Tunisia’s financing needs will remain in the range of 15-20% of GDP over the next three years, reflecting a challenging debt service profile and persistently high budget deficits, said Rating agency Moody’s.
Moody’s expects the budget deficit to widen over the remainder of the year, reaching 8.6 percent of GDP for all of 2022, as the significant impact of high global energy and food prices on the subsidy bill materializes.
Meanwhile, Moody’s expects the current account deficit to reach nearly 10% of GDP this year, after narrowing to 5.9% of GDP in 2021.
It recalled that data released by the national statistics office show that the external deficit in goods widened by 61% year-on-year in the first eight months of this year, reaching 12% of GDP.
While Tunisia’s foreign exchange reserves, which stood at $7.7 billion in August, have remained relatively resilient, with net foreign exchange reserves covering 111 days of imports, Moody’s believes that a deterioration in the balance of payments could quickly put pressure on foreign exchange reserves in the absence of an early agreement on a new IMF program.

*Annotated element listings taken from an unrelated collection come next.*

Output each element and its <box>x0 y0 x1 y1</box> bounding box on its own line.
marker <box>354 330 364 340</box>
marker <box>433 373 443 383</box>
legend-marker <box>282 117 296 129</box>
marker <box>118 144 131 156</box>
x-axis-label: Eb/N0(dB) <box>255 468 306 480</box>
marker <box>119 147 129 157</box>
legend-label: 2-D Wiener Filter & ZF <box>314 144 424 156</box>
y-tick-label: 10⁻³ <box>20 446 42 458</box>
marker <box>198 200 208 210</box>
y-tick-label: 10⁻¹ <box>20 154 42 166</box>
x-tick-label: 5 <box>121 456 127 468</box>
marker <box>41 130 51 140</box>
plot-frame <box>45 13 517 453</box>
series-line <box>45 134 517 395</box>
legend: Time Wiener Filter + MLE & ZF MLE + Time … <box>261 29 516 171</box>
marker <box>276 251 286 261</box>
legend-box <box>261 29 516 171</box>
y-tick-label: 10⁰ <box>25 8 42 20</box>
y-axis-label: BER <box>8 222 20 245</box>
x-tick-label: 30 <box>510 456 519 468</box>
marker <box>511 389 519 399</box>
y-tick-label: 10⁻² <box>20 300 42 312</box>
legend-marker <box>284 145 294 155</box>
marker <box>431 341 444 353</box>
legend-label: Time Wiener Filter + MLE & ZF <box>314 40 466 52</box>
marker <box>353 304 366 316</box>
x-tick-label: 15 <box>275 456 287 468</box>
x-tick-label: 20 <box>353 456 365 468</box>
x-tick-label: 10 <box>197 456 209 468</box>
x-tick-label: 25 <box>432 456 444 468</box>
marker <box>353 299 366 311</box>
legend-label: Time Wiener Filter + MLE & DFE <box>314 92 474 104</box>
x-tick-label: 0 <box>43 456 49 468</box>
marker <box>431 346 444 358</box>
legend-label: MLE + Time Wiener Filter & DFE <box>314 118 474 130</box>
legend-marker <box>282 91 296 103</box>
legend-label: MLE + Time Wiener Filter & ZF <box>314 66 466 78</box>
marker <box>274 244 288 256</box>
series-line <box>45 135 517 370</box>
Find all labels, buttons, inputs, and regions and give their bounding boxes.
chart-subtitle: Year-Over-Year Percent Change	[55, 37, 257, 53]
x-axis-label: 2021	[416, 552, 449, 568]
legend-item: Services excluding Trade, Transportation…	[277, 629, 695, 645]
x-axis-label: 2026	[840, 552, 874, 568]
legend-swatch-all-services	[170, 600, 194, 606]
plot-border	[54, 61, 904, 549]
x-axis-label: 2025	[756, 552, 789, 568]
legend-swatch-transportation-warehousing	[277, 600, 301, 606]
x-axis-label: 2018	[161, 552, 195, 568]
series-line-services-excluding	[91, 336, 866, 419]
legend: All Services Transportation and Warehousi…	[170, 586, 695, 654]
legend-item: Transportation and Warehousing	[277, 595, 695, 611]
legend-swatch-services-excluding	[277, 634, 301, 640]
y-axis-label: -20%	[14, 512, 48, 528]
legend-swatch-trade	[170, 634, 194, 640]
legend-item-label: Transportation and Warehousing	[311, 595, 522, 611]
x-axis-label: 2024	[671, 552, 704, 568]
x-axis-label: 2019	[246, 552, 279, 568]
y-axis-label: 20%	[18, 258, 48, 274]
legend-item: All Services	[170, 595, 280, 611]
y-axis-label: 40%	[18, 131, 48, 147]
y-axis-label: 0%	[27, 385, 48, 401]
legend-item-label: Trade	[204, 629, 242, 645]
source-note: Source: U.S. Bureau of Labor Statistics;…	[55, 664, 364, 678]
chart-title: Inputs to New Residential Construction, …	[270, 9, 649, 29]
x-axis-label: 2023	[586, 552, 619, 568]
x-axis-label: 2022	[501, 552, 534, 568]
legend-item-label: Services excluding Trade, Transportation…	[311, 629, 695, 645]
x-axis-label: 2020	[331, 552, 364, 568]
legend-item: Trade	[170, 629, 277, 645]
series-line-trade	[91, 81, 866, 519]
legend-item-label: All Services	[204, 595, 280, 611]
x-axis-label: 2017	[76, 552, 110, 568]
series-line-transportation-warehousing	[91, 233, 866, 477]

While the wage agreement with the UGTT supports progress toward an IMF agreement, the IMF will likely seek further commitments in other areas of reform to be covered under a program, including the restructuring of loss-making state-owned enterprises and the phasing out of consumer subsidies in favor of more targeted financial transfers,” the rating agency said.
It added that the degree of consensus among stakeholders and social interest groups on these reforms remains uncertain, while a history of delays in past reforms clouds expectations of success in a less favorable political and economic environment.